En 2016, Greenpeace avait publié un premier rapport dénonçant les pratiques inhumaines de travail forcé ayant cours en mer, à Taïwan. Malgré les promesses d’action, les abus ont continué. C’est la raison pour laquelle Greenpeace revient à la charge et publie un rapport intitulé “Détresse en mer” (lire le rapport : “Misery at Sea”). Ce rapport pointe du doigt la responsabilité de l’Etat taïwanais ainsi que celle de l’entreprise taïwanaise Fong Chun Formosa Fishery Company (FCF), l’un des leaders mondiaux du marché du poisson. Ces derniers, loin d’agir pour la régulation d’une filière vérolée par les scandales de travail forcé, préfèrent fermer les yeux sur les abus commis.
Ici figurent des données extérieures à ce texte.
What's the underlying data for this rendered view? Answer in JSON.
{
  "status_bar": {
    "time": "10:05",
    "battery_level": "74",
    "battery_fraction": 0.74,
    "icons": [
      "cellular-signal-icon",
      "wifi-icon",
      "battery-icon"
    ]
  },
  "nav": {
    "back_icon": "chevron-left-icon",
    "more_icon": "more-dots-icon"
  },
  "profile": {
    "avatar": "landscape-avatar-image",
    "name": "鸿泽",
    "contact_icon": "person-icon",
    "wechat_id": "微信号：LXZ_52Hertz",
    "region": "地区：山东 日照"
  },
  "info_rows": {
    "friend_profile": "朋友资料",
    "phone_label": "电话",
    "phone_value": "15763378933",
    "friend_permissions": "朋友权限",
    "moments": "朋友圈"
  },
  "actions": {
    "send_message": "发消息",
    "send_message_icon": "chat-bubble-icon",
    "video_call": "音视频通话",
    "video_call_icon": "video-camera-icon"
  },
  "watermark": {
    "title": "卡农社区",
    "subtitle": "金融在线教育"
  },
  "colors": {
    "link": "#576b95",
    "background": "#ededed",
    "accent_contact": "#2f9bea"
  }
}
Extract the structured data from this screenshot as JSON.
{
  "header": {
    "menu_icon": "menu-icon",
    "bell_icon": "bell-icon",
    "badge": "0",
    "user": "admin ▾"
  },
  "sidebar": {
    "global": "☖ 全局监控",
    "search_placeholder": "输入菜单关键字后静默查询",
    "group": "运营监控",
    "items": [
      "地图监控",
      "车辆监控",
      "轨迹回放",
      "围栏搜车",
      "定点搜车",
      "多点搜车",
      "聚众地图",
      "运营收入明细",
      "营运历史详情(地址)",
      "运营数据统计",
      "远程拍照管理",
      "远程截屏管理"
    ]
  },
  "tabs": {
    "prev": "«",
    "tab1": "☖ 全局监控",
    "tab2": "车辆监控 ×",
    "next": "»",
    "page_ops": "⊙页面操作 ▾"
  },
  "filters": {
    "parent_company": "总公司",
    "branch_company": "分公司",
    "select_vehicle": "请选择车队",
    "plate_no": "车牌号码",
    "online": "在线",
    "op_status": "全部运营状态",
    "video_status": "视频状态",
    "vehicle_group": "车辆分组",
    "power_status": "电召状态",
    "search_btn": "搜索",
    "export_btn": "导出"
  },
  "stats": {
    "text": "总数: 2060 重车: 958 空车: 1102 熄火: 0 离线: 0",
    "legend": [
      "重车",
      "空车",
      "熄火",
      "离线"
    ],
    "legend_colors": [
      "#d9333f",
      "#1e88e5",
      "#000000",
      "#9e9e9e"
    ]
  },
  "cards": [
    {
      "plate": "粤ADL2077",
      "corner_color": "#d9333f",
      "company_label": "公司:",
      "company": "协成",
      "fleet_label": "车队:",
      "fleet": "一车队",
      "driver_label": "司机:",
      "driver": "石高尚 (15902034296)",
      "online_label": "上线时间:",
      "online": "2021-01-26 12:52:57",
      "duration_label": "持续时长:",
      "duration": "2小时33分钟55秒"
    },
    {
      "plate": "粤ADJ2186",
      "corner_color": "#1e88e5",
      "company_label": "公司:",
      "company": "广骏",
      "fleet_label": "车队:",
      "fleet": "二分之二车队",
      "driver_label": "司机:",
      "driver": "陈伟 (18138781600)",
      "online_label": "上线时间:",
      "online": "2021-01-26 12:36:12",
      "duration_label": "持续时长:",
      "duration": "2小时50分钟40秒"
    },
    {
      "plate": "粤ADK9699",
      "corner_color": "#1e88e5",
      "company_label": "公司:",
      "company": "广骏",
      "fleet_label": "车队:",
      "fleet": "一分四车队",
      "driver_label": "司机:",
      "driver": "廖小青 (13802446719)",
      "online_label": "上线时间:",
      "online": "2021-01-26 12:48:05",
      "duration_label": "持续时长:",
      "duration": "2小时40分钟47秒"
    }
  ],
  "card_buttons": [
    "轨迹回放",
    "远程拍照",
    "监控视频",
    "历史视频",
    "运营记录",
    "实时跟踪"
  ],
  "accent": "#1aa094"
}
Dans son rapport, Greenpeace apporte la preuve que Taïwan couvre cinq anciens salariés de Giant Ocean, une agence de recrutement, condamnés à 10 ans d’emprisonnement au Cambodge pour trafic d’êtres humains. Loin de purger leur peine, ces salariés ont échappé à la justice cambodgienne et vivent en liberté à Taïwan… où ils continuent de recruter de la main d’œuvre pour les bateaux.
Travail forcé et maltraitance physique
Il est bien sûr impossible de généraliser ces pratiques à toute une filière mais sur les bateaux battant pavillon taïwanais, les témoignages de mauvais traitements en mer se succèdent. Certains abus ressortent régulièrement dans les récits des marins : contrats de travail non réglementaires et sous-payés, violences physiques ou verbales (mauvais traitements, menaces, coups), privation de sommeil, insalubrité à bord…
Triste exemple de ces pratiques inhumaines, le rapport revient sur le cas de Supriyanto, père de famille de 43 ans, décédé lors de sa première mission en mer. Des photos et vidéos apportent la preuve des mauvais traitements et des abus ayant conduit à sa mort.
La justice taiwanaise, pourtant en possession de ces éléments, a conclu à un non-lieu.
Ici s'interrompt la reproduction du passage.